Suara piring pecah terdengar dan terdengar teriakan dari salah satu pembantu rumah. Beberapa orang langsung berlarian ke arah sumber suara, termasuk Zia.
"Ada apa?"
"Apa yang terjadi?" Beberapa pembantu terus bertanya-tanya.
"Banyak sekali ayam mati dan darah di mana-mana di dapur." Jawab koki yang melihatnya.
"Apakah orang yang sama yang melakukannya?" tanya pelayan lainnya.
"Pelaku?" pikir Zia.
"Lea, kamu masuk saja ke kamarmu dan biarkan para pembantu yang mengurusnya." perintah Ibu Lea. Saat masuk ke kamar, Zia masih penasaran dengan apa yang terjadi. Sekilas, dia teringat cerita ibunya di tahun 2024.

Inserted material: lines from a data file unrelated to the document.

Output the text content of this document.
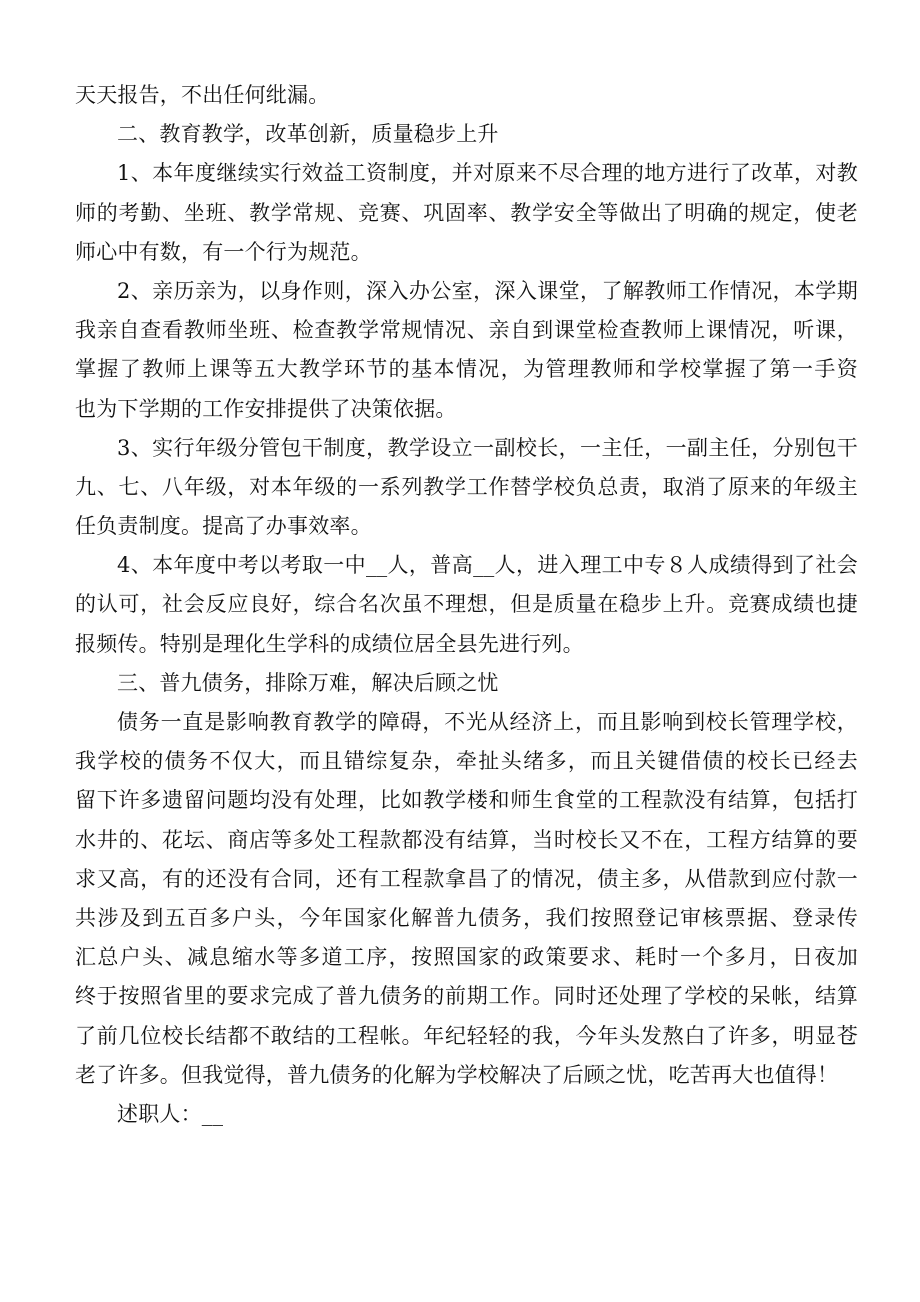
天天报告，不出任何纰漏。
二、教育教学，改革创新，质量稳步上升
1、本年度继续实行效益工资制度，并对原来不尽合理的地方进行了改革，对教
师的考勤、坐班、教学常规、竞赛、巩固率、教学安全等做出了明确的规定，使老
师心中有数，有一个行为规范。
2、亲历亲为，以身作则，深入办公室，深入课堂，了解教师工作情况，本学期
我亲自查看教师坐班、检查教学常规情况、亲自到课堂检查教师上课情况，听课，
掌握了教师上课等五大教学环节的基本情况，为管理教师和学校掌握了第一手资
也为下学期的工作安排提供了决策依据。
3、实行年级分管包干制度，教学设立一副校长，一主任，一副主任，分别包干
九、七、八年级，对本年级的一系列教学工作替学校负总责，取消了原来的年级主
任负责制度。提高了办事效率。
4、本年度中考以考取一中__人，普高__人，进入理工中专８人成绩得到了社会
的认可，社会反应良好，综合名次虽不理想，但是质量在稳步上升。竞赛成绩也捷
报频传。特别是理化生学科的成绩位居全县先进行列。
三、普九债务，排除万难，解决后顾之忧
债务一直是影响教育教学的障碍，不光从经济上，而且影响到校长管理学校，
我学校的债务不仅大，而且错综复杂，牵扯头绪多，而且关键借债的校长已经去
留下许多遗留问题均没有处理，比如教学楼和师生食堂的工程款没有结算，包括打
水井的、花坛、商店等多处工程款都没有结算，当时校长又不在，工程方结算的要
求又高，有的还没有合同，还有工程款拿昌了的情况，债主多，从借款到应付款一
共涉及到五百多户头，今年国家化解普九债务，我们按照登记审核票据、登录传
汇总户头、减息缩水等多道工序，按照国家的政策要求、耗时一个多月，日夜加
终于按照省里的要求完成了普九债务的前期工作。同时还处理了学校的呆帐，结算
了前几位校长结都不敢结的工程帐。年纪轻轻的我，今年头发熬白了许多，明显苍
老了许多。但我觉得，普九债务的化解为学校解决了后顾之忧，吃苦再大也值得！
述职人：__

Flashback "Sebelum tragedi itu, keluargaku hampir setiap hari diteror, bahkan Tuan Lora, sekretaris nenekmu, selalu menemanimu ke mana pun kamu pergi, Tuan Lora juga melindungi nenekmu dari reruntuhan rumah. Aku tidak bisa berbuat apa-apa, nenek dan Tuan Lora terjebak di dalam hingga terjadi ledakan besar."
"Lalu di mana kakek? Kenapa kakek tidak datang?" Tanya Zia.
"Kakekmu dulu anggota TNI, dia ditugaskan di pulau lain, saat kakekmu tahu nenekmu meninggal, dia pulang, dia menangis histeris. Bahkan dia sempat mengalami depresi dan mengundurkan diri dari TNI, kakek meninggal sebulan setelah kejadian karena serangan jantung." Flashback off
"Aku harus mencari Tuan Lora." Setelah mencari di seisi rumah, akhirnya dia bertemu dengan Tuan Lora.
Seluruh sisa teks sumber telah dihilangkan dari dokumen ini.